Fig. 4: Statistical metric comparison and feature reproducibility.
From: A statistical framework for high-content phenotypic profiling using cellular feature distributions

a Feature reproducibility is assessed by estimating statistical distance among all pairwise replicates in both control samples (left) and treatment samples (right). b Hypothetical probability density (PDF) and cumulative density (CDF) curves for two random samples of the same feature are illustrated to show how the Kolmogorov–Smirnov (KS) distance and Wasserstein metric (EMD) are estimated. c Distributions of statistical scores measured by all pairwise differences between replicates are consistent among both treatments and controls, with EMD score showing higher sensitivity in detecting discrepancies.
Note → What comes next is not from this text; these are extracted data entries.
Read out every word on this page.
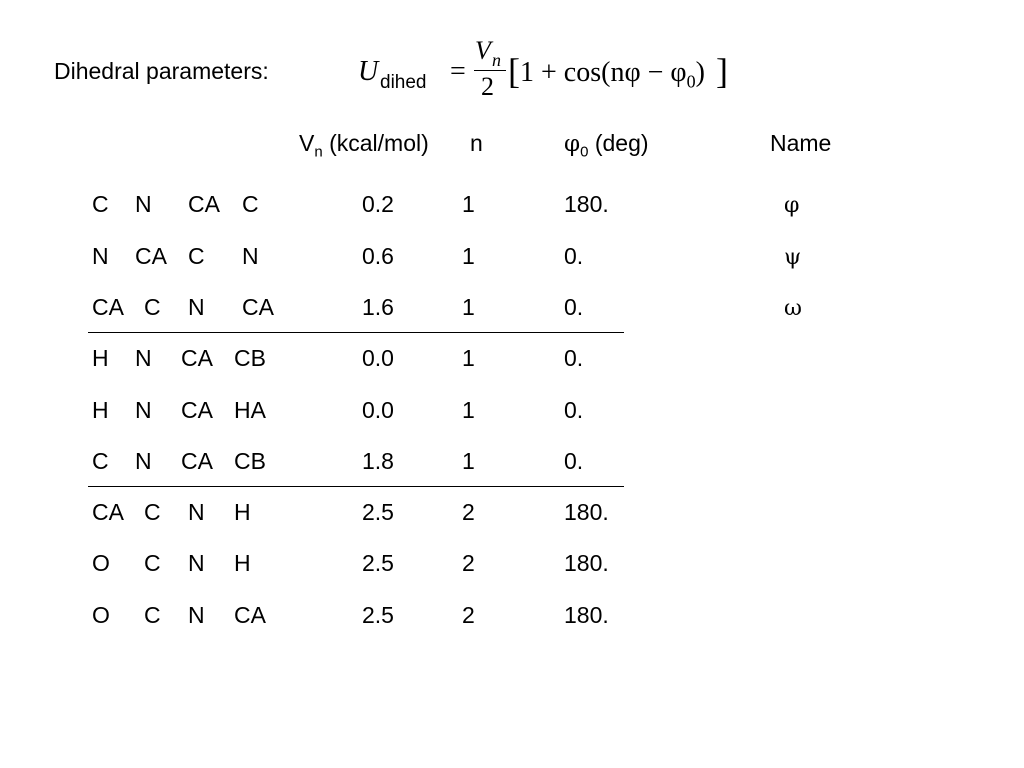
Dihedral parameters:	U dihed =
V n
2 [ $1 + \cos(n\varphi - \varphi_0)$ ]
$V_n$ (kcal/mol) n	$\varphi_0$ (deg)	Name
C N CA C	0.2	1	180.	φ
N CA C N	0.6	1	0.	ψ
CA C N CA	1.6	1	0.	ω
H N CA CB	0.0	1	0.
H N CA HA	0.0	1	0.
C N CA CB	1.8	1	0.
CA C N H	2.5	2	180.
O C N H	2.5	2	180.
O C N CA	2.5	2	180.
A full summary of replicate pairwise differences is provided in Supplementary Data 2 which lists feature, treatment (compound_concentration), plate, well id, sample size (as cell count), KS score, EMD score, and Z-score. d Features are sorted by their average EMD score between all replicates as an indicator of reproducibility. A high average EMD score indicates higher variation of a feature among replicates (low reproducibility). Features with poor reproducibility (outliers) falling above the upper interquartile (IQR) threshold value of 0.65 (upper threshold value = 1.5 × IQR + upper quartile) are highlighted in red.